Spark¶

modak-spark gives a Spark job one consistent Dataset<Row> over a Modak table: the hot branch from the Postgres heap, the cold branch from the lake at the pinned snapshot, and the delta overlay merged newest-wins. It also routes inserts and deletes, so a job can write rows without knowing which tier they land in.

It is a plain library, not a custom data source. It composes Spark's JDBC source with the Iceberg Spark runtime and follows the seam protocol step for step.

Dependencies¶

<dependency>
    <groupId>io.modak</groupId>
    <artifactId>modak-spark</artifactId>
    <version>0.1.0</version>
</dependency>

The application provides Spark 3.5, iceberg-spark-runtime-3.5, and the Postgres JDBC driver. None are bundled.

Reading¶

SeamOptions options = SeamOptions.builder()
        .jdbcUrl("jdbc:postgresql://db:5432/app?user=app")
        .table("public.events")
        .build();

try (SeamRead read = ModakSpark.read(spark, options)) {
    Dataset<Row> events = read.dataframe();
    events.filter("device_id = 42").count();
}

The read is pinned: opening it inserts a modak.read_pins row atomically with the captured cut-line, so lake maintenance holds back snapshot expiry until the read closes. Spark is lazy, so close only after the last action on the dataframe. If the process dies without closing, the pin's expires_at (default 15 minutes, pinTtl on the builder) reclaims it.

For the same reason, never run Spark's expire_snapshots or remove_orphan_files procedures against a Modak-managed table, they cannot see the pins. See Lake maintenance for what Spark may safely maintain.

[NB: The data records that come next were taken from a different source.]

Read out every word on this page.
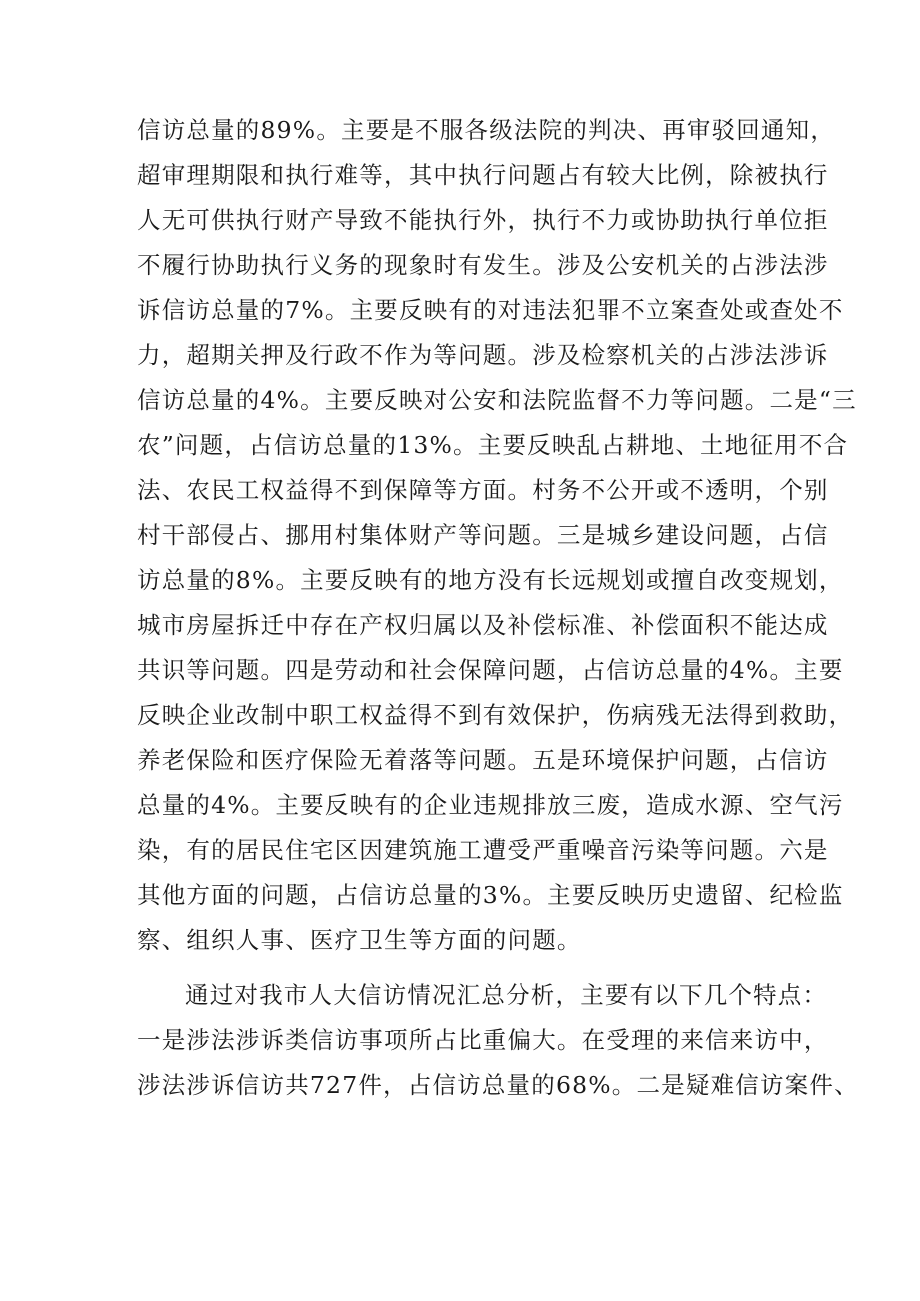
信访总量的89%。主要是不服各级法院的判决、再审驳回通知，
超审理期限和执行难等，其中执行问题占有较大比例，除被执行
人无可供执行财产导致不能执行外，执行不力或协助执行单位拒
不履行协助执行义务的现象时有发生。涉及公安机关的占涉法涉
诉信访总量的7%。主要反映有的对违法犯罪不立案查处或查处不
力，超期关押及行政不作为等问题。涉及检察机关的占涉法涉诉
信访总量的4%。主要反映对公安和法院监督不力等问题。二是“三
农”问题，占信访总量的13%。主要反映乱占耕地、土地征用不合
法、农民工权益得不到保障等方面。村务不公开或不透明，个别
村干部侵占、挪用村集体财产等问题。三是城乡建设问题，占信
访总量的8%。主要反映有的地方没有长远规划或擅自改变规划，
城市房屋拆迁中存在产权归属以及补偿标准、补偿面积不能达成
共识等问题。四是劳动和社会保障问题，占信访总量的4%。主要
反映企业改制中职工权益得不到有效保护，伤病残无法得到救助，
养老保险和医疗保险无着落等问题。五是环境保护问题，占信访
总量的4%。主要反映有的企业违规排放三废，造成水源、空气污
染，有的居民住宅区因建筑施工遭受严重噪音污染等问题。六是
其他方面的问题，占信访总量的3%。主要反映历史遗留、纪检监
察、组织人事、医疗卫生等方面的问题。
通过对我市人大信访情况汇总分析，主要有以下几个特点：
一是涉法涉诉类信访事项所占比重偏大。在受理的来信来访中，
涉法涉诉信访共727件，占信访总量的68%。二是疑难信访案件、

The cold branch loads through the Iceberg Spark runtime, which needs an Iceberg catalog on the session even for path-based tables:

SparkSession spark = SparkSession.builder()
        .config("spark.sql.catalog.default_iceberg", "org.apache.iceberg.spark.SparkCatalog")
        .config("spark.sql.catalog.default_iceberg.type", "hadoop")
        .config("spark.sql.catalog.default_iceberg.warehouse", "s3a://lake/warehouse")
        .getOrCreate();

When the lake table cannot be reached by the path stored in the catalog (for example, it resolves through a configured Spark catalog), pass the identifier with lakeTable("my_catalog.db.events_cold").

Mirrored tables without retention read as a plain heap scan, since the heap is complete. A job scanning bulk history can opt into serving most of it from the lake instead, mirroring the extension's hybrid mode:

SeamOptions options = SeamOptions.builder()
        .jdbcUrl("jdbc:postgresql://db:5432/app?user=app")
        .table("public.readings")
        .hybrid(true)                        // split the scan at the seam
        .hybridLag(3_600)                    // keep the last hour on the heap side
        .mirrorWait(Duration.ofSeconds(10))  // bounded wait for the mirror frontier
        .build();

The capture waits (bounded by mirrorWait, default 5s) for the mirror frontier to pass the current WAL position, proving the lake holds everything committed so far, then splits the union at max(tier_key) - hybridLag. If the frontier lags past the wait, the read silently falls back to the heap, which is always correct. On tiered tables and mirrored tables with retention the option is ignored, those always read two-tier at the stored cut-line.

Writing¶

ModakSpark.write(batch, options);

Rows at or above the cut-line are appended to the Postgres heap. Rows below it become op = 0 upserts in modak.delta, versioned from the shared sequence, visible to every seam reader immediately and folded into the lake by the worker. The worker owns lake commits, so Spark never writes Iceberg directly. The same split covers every mode: a fully mirrored table keeps its cut-line at the minimum so everything is a heap append, and heap retention raises it to the drop boundary so writes into dropped history take the delta path.

A batch containing rows below the table's retention line fails before anything is written: those rows have been expired from the lake, so a delta entry for them could never be folded back.

This is an insert path sized for stragglers, not volume. Bulk historical loads belong on the bulk ingestion path, which commits staged Parquet or raw records straight to the lake without touching the delta.

Deleting¶

ModakSpark.delete(keys, options);

The dataset carries the pk columns plus the tier-key column, explicit because a cold target has no heap row to look it up from. Hot keys delete from the heap over JDBC. Cold keys become op = 1 tombstones in modak.delta, which hide the row from seam readers immediately and fold into the lake as equality deletes. Keys below the retention line are rejected like writes.